A dollar bill, by analogy, is like a photon. At rest it's just a piece of paper, representing the potential of what a dollar can buy, but it's essentially worthless until it starts moving; that is, until you spend it. The economy, according to Glenn, is the aggregate flow (or current, in Maxwellian terms) of all dollars (and euros and yen  and schlobotniks) in motion. When those dollars get stashed in mattresses, cash funds and freezers, they stop moving, and the current of the economy drops to zero. All that saved money becomes worthless, just paper. Photons at rest.

Spend Like the Wind

So while saving money might be considered virtuous--in moderation--it can be unhealthy in excess, and downright disastrous in an unhealthy economy. Every dollar you or your company saves, is a dollar that is not being spent. And the size of the economy shrinks and shrinks. So you end up with, as the genie in Aladdin says (I do love cartoon wisdom), "Unlimited power! Itty bitty living space."
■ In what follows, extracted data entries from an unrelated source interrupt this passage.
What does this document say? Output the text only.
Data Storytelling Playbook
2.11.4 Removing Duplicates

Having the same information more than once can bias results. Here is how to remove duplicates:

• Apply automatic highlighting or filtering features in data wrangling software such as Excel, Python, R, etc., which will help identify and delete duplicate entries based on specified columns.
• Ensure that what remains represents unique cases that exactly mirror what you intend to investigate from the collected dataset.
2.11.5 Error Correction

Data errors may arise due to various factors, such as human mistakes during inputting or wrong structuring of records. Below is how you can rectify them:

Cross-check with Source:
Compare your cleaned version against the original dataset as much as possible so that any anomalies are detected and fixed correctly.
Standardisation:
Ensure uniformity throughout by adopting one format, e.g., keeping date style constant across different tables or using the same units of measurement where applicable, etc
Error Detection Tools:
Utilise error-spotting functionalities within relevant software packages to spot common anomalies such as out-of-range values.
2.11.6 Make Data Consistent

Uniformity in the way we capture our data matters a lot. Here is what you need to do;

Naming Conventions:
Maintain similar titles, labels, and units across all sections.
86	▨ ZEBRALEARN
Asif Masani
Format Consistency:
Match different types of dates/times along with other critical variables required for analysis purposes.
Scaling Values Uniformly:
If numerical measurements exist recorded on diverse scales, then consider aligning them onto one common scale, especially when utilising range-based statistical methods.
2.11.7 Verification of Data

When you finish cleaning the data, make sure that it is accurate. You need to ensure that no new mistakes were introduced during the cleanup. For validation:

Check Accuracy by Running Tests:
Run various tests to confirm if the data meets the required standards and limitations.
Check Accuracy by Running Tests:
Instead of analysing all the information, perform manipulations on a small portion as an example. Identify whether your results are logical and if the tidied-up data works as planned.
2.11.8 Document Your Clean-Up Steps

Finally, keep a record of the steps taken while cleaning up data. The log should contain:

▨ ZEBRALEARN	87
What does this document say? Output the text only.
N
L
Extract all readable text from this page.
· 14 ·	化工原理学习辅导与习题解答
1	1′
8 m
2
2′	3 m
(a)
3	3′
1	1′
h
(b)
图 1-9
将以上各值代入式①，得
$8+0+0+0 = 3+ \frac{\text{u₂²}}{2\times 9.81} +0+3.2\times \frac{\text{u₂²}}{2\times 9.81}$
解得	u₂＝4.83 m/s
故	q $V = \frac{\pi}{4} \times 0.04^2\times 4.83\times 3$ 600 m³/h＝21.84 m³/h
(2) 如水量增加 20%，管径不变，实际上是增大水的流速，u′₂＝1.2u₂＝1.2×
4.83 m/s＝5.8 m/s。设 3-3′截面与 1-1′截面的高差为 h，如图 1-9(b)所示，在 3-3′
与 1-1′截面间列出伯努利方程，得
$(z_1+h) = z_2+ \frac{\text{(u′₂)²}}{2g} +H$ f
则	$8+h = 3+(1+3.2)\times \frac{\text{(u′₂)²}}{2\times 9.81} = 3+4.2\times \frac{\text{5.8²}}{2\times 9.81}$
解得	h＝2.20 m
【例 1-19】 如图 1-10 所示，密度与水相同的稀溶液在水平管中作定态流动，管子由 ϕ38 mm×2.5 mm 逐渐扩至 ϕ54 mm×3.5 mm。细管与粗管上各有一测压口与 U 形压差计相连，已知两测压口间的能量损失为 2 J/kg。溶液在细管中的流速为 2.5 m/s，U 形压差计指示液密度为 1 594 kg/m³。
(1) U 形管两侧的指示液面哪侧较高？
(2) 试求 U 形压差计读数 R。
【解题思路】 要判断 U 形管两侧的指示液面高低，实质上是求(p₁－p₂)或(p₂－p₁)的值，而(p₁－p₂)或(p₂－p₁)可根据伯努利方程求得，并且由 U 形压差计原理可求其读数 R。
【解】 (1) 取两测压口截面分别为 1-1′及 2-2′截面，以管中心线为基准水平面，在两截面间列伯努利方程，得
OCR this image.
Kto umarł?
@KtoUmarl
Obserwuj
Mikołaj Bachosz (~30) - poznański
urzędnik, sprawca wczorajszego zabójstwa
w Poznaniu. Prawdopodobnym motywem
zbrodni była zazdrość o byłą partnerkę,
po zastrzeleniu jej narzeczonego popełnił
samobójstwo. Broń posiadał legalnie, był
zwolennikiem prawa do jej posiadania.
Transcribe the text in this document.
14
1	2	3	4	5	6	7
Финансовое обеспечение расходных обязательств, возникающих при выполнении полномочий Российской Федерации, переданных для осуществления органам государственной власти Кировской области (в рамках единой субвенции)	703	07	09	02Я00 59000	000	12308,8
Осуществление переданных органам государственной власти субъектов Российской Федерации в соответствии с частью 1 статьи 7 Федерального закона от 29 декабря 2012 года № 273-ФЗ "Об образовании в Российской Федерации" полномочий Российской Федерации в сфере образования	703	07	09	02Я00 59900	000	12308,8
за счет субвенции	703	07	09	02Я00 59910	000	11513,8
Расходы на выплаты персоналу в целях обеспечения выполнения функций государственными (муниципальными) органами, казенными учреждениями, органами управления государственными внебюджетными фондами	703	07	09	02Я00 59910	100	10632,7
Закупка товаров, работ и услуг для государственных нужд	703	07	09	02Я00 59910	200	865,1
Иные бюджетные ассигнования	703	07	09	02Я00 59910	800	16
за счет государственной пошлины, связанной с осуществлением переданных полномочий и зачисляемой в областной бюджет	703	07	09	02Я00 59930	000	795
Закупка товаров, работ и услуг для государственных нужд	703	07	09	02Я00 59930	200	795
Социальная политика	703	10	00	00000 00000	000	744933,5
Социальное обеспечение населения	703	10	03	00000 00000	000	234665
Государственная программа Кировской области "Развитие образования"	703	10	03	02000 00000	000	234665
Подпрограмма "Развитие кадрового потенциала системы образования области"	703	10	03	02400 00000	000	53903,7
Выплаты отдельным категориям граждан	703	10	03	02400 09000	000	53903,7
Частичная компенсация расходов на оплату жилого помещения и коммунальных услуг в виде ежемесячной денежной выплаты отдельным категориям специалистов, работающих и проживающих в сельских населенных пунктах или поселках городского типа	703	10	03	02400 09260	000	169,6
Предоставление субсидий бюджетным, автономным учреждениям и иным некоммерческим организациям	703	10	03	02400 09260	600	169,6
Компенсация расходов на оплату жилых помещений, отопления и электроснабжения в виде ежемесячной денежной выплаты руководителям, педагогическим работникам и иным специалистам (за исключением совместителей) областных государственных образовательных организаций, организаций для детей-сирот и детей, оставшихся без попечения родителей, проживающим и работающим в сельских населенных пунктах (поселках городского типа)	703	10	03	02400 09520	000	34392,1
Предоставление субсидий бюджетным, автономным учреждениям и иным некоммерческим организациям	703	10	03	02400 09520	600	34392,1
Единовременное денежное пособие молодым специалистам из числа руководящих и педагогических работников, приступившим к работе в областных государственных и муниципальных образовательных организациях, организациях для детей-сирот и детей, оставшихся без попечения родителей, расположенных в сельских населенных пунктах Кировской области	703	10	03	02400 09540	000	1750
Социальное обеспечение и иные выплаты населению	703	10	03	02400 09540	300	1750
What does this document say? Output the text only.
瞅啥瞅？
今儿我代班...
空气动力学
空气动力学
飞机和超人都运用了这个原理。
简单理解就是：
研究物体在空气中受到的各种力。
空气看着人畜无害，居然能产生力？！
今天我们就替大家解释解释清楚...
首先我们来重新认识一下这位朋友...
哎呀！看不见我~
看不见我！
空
That's why it's important to spend, not just on marketing (if you're a business), but on goods and services, on employees, on making things to sell, on all of that. Spend, spend, spend. Shop, shop, shop.

We're all part of the same super-organism that's the world economy, and unless we keep the blood flowing (can I pile on the metaphors, or what?) we'll all die. Of course, it's important not to be profligate, and to spend prudently, but in slow economic times, I'm afraid Bush was right (and you don't know how it galls me to admit that); go out and shop. You're keeping businesses in business, employees employed, and The Economy appeased. So it will stop being angry with us.

Or we could try human sacrifice. I live near a volcano.